Veränderungen herbeiführen

Als Knackpunkt erweist sich der Übergang in eine neue Wirtschaftsordnung. Es besteht ein erhebliches Risiko, dass relevante Geldflüsse ins Stocken geraten und soziale Brennpunkte entstehen. Befürworter eines Wechsels sind sich bewusst, dass man nicht "mal eben" die Wirtschaftsweise wechseln kann. Sie wollen aber, dass das jetzige System nicht als alternativlos hingenommen wird und der mögliche Untergang unserer Kultur dem Schicksal überlassen wird.


Viele Kommentatoren freuen sich, wenn das Bruttoinlandsprodukt kräftig wächst. Nicht zuletzt, weil nach neoliberalen Vorstellungen hohe Wachstumsraten quasi automatisch zu allgemeinem Wohlstand führen. Dass dieser Zusammenhang nicht zutrifft und dass Wohlstandgewinne oft nur zu obszönem Reichtum von einigen Wenigen führen, jedoch keinerlei positive Effekte auf Umwelt und Gesellschaft haben, ist inzwischen vielfach nachgewiesen.

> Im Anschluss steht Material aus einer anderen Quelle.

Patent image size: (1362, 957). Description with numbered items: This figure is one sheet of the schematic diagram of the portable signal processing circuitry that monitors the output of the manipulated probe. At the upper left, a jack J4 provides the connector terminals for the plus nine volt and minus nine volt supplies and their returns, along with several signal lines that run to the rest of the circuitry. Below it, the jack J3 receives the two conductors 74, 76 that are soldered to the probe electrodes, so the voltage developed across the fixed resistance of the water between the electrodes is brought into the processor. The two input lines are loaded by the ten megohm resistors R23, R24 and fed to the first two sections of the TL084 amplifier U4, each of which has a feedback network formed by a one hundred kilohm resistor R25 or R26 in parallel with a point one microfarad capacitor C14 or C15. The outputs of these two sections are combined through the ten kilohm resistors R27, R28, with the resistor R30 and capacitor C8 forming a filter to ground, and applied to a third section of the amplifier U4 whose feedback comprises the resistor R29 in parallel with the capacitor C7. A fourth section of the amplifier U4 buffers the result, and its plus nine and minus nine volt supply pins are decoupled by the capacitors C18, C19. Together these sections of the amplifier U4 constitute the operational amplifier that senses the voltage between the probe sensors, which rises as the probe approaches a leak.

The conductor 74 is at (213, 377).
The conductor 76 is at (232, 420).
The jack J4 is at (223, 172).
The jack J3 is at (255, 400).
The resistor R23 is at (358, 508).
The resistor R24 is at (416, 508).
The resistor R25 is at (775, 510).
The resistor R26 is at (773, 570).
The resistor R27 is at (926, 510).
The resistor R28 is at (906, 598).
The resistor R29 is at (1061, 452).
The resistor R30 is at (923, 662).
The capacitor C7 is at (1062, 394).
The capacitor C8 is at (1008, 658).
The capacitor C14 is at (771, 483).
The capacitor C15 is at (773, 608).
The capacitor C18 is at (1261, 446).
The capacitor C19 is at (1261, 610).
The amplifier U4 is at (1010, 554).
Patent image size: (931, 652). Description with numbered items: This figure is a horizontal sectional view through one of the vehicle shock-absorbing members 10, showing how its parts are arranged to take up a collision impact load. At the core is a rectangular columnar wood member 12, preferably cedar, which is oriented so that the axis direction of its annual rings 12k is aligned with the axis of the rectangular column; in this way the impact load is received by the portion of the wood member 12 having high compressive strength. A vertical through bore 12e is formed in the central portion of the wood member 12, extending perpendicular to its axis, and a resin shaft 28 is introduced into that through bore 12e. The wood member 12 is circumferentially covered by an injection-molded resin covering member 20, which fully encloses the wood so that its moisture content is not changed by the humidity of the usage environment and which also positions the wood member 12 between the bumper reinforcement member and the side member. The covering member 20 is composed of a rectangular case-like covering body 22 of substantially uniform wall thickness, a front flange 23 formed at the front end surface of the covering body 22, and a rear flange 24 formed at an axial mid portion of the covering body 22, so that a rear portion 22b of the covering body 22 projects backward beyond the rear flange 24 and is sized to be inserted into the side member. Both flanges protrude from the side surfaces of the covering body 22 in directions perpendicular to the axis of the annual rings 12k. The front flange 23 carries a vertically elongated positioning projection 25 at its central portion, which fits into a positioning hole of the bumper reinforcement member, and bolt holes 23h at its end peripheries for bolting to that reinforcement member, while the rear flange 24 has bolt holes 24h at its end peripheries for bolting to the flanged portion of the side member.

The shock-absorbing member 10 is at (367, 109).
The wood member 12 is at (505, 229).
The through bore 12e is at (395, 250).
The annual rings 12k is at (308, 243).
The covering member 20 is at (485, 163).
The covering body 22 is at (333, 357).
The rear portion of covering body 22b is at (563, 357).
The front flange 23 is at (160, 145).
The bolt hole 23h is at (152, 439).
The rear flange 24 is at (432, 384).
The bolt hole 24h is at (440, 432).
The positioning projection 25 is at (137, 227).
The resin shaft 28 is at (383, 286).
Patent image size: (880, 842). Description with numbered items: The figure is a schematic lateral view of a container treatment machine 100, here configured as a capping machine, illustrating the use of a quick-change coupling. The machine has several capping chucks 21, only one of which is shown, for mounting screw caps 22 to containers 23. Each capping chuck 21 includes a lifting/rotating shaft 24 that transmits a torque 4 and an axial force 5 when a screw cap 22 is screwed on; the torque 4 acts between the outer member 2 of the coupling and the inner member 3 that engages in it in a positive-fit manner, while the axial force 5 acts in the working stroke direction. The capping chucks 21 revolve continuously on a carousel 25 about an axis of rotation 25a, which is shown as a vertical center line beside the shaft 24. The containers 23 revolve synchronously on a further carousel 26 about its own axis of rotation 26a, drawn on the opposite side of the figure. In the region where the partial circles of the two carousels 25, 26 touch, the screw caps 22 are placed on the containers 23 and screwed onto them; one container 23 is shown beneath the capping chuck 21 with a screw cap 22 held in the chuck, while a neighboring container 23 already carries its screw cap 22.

Es liegt auf der Hand, dass die Änderung der Wirtschaftsordnung zum Wohle der heutigen und zukünftigen Generationen und deren Lebensgrundlagen nicht an einem Stichtag in der Zukunft und auch nicht von einzelnen Staaten bewerkstelligt werden kann. Es steht aber nichts im Wege, dass sowohl die Weltgemeinschaft als auch einzelne Staaten sich Ziele für eine zukünftige Wirtschaftsordnung vornehmen können. Dazu müssen lediglich die bereits verankerten Umweltziele (CO²), insbesondere mit sozialen Zielsetzungen, ergänzt werden. Zusätzlich dürfen in unserer kultivierten Gesellschaft auch Ziele zur Vermeidung von Wirtschaftskriegen nicht fehlen.


Nur Fantasten sind überzeugt, dass wir weiterhin Jahr für Jahr ein Wirtschaftswachstum im Prozentbereich verkraften können. Jene sind sich nicht bewusst, dass wir dadurch in 50 Jahren über 60 Prozent mehr Autos, Flugzeuge und Spitäler, über 60 Prozent mehr Beton, Energiegewinnung, Atommüll, Meeresverschmutzung und Weltraumschrott haben werden. Letztendlich wird sich, bedingt durch Mangellagen beziehungsweise Preissteigerungen bei Verknappung gefragter Güter (Wasser, Wohnraum, Energie), der soziale Unfrieden zwischen der Oberschicht und den unteren Bevölkerungsschichten weiter ausgebreitet haben. Bleibt die Frage, wo vor diesem Hintergrund ein Nutzen aus dem Wirtschaftswachstum erwächst.